Hand sanitizer is available everywhere. Stores provide masks freely to anyone who needs them. Workplaces are installing PPE vending machines to easily and safely provide masks and other items to workers. The idea of wearing a mask when you’re sick and washing your hands often seems to have become accepted and may be here to stay.

Catch Phrases

During the early stages of the pandemic, we all heard a lot of new (or new to us) phrases that have now become normal parts of our speech. Phrases like “social distancing”, “peaks”, “PPE”, “essential workers”, and many others got added to our global lexicon and seem to be here to stay.

Virtual Education

The pandemic forced us to evaluate the way we do education. And while shifts in thinking seem to take a long time to affect the education system, some changes came fast. Online public education, which was becoming more popular before the pandemic, has shot into focus as a more mainstream form of education.

Homeschooling became more common, as some parents found it easier to teach their own children than help them with online classes. As school gets back to normal, these fringe forms of education have become more socially acceptable and even trendy.


Telemedicine became huge during the pandemic. While it had been increasing in use before the Covid hit, it became much more important during the lockdown. While healthcare workers were swamped with a health crisis, other people simply needed prescriptions renewed and antibiotics prescribed for simple infections. Those cases could easily and quickly be handled through telemedicine, saving hours of time and limiting the risk of spreading the virus.

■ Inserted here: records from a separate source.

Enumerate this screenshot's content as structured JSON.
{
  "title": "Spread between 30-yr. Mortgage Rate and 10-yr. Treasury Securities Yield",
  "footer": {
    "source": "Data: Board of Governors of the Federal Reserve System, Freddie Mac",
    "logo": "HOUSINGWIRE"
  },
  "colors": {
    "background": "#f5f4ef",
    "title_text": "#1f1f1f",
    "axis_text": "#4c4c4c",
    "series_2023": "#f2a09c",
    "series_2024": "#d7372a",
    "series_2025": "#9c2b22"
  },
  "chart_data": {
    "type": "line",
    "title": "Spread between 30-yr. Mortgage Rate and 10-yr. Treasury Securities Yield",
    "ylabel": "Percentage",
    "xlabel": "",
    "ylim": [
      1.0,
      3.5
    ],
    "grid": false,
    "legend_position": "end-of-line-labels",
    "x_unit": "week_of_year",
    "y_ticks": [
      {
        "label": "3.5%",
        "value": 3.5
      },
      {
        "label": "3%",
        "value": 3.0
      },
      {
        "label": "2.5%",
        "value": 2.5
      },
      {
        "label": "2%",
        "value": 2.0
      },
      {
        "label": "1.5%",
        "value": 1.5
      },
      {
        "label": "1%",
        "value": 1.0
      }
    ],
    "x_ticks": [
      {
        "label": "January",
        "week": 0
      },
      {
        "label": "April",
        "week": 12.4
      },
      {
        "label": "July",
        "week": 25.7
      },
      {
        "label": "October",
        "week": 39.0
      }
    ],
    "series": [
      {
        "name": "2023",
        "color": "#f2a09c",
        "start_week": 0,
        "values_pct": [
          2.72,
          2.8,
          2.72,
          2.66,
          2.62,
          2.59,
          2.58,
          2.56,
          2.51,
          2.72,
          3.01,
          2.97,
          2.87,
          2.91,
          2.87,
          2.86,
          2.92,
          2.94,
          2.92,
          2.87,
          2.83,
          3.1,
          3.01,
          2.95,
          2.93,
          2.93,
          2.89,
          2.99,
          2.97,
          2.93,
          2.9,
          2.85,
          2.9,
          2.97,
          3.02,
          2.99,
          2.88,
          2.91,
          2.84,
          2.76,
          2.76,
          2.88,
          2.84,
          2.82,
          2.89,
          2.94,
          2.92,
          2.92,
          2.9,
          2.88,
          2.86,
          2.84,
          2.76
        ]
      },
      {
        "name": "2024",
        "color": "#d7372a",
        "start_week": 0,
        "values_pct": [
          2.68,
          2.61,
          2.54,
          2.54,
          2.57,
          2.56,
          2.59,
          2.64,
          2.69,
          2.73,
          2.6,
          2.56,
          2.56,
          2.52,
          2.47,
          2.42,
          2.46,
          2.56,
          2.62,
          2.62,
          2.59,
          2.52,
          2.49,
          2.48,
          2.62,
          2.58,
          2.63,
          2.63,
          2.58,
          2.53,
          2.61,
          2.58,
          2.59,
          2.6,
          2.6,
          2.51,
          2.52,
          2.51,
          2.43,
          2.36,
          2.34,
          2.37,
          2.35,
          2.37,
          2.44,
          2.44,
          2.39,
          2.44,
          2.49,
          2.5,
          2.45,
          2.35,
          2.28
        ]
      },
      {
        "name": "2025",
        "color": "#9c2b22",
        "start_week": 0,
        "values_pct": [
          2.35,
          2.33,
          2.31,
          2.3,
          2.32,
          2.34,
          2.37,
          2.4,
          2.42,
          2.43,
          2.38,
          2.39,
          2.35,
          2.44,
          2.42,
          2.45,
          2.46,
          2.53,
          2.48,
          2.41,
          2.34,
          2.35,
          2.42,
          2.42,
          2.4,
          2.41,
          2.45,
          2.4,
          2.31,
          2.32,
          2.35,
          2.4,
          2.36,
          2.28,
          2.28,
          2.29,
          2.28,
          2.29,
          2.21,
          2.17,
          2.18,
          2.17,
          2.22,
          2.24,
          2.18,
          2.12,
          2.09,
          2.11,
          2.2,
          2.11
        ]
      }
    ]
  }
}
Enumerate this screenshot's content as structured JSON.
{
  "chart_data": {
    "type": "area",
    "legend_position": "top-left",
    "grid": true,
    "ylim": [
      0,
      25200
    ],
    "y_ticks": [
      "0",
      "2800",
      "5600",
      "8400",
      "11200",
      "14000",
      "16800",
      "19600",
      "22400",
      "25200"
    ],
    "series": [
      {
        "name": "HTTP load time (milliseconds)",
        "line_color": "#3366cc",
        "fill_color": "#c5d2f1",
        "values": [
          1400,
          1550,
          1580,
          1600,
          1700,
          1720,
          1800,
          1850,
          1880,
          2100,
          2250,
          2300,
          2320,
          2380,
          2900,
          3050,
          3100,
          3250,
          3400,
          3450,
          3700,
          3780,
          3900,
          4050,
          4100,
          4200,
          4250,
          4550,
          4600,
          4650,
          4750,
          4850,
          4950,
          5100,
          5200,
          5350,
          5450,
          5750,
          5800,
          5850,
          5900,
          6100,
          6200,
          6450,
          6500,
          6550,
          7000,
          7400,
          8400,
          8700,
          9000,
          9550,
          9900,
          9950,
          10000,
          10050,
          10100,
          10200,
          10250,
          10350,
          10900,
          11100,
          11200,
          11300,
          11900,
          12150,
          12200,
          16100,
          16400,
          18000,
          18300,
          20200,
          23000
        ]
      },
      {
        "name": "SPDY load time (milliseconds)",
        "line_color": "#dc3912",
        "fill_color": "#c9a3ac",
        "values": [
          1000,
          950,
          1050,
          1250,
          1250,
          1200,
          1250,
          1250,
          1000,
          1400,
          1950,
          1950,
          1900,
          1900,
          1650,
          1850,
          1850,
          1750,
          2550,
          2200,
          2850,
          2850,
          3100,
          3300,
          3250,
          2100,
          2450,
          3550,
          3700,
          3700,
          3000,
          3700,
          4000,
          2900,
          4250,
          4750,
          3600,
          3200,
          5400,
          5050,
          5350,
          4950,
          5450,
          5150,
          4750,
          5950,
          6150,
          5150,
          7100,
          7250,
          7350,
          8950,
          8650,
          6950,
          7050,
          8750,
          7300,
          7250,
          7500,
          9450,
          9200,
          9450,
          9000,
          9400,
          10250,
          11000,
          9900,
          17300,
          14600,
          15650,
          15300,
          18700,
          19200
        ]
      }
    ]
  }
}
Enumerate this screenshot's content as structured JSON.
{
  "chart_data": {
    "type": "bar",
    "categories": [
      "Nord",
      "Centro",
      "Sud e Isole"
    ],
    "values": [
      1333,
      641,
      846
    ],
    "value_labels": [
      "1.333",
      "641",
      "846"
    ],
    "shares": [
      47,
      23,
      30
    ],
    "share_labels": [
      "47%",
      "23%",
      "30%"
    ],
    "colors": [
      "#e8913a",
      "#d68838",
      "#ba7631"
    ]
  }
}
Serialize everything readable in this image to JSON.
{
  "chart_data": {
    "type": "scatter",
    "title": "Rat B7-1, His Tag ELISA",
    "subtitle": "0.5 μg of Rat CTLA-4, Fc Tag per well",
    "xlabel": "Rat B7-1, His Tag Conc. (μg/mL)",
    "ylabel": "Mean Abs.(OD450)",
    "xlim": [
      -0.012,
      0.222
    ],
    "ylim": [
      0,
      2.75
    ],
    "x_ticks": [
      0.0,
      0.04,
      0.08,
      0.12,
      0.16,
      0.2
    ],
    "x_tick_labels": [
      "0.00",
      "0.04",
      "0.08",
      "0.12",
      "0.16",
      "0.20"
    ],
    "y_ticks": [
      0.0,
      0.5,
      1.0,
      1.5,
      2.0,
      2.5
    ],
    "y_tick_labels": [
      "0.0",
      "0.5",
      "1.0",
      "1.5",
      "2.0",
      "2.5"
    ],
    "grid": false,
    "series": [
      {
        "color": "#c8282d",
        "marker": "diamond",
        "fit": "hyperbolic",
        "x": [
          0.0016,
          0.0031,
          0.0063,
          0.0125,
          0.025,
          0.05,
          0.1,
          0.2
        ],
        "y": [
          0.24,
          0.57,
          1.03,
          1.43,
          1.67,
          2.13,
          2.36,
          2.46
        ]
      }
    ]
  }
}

Now it seems telemedicine is here to stay for many mild medical needs, and most people would much rather spend 15 minutes on the phone rather than an hour in the office.

Remote Working

Remote working was on a gradual rise before the pandemic, but it was still a fringe part of the work force. During the lockdown, businesses discovered they could save money and employees discovered they could save time by working remotely. Nearly all workers in the US would prefer to work remotely at least part of the time. While there are many jobs that cannot be done remotely, more and more companies are innovating and finding solutions that support part- or full-time remote work.

Virtual Everything

During the lockdown, online meetings and classrooms became the daily commute for millions of people. Tech companies were forced to adapt and innovate in a hurry, and virtually everything became normal. After the pandemic, while some things have reversed back to in-person situations, other things seem to work better virtually. Virtual job interviews save time for everyone. Virtual work meetings eliminate travel times and expenses for things like conference, rooms, food, and print-outs. Virtual medicine saves huge amounts of time and money. Virtual classes and training allow groups from all over the world to attend without expenses.

Virtual shopping was big before the pandemic, but it’s become even bigger in the months and years since the lock-down. And virtual shoppers seem to be more likely to make purchases, rather than just browse. Virtual shoppers often visit online stores ready to buy.

Relationship Changes

Another way the pandemic has changed us seems to be in the way we view and do relationships. While video chat became common during the lockdown, people also began to value their in-person relationships more. Social media is being criticized on all fronts as less valuable than authentic, in-person relationships.

When people began meeting together again, it was with a refreshed sense of the value of in-person interactions. So while video chats and phone calls keep us close to people we’re far away from, we also started placing more value on being physically together with people nearby.

New Hobbies

During the lockdown, many people started viewing their free time as a valuable commodity. People tried an abundance of new hobbies, many of which stuck. Many people said they found out how important downtime is. This focus on lifestyle and mental health may be fueling some of the workplace changes that employees are demanding.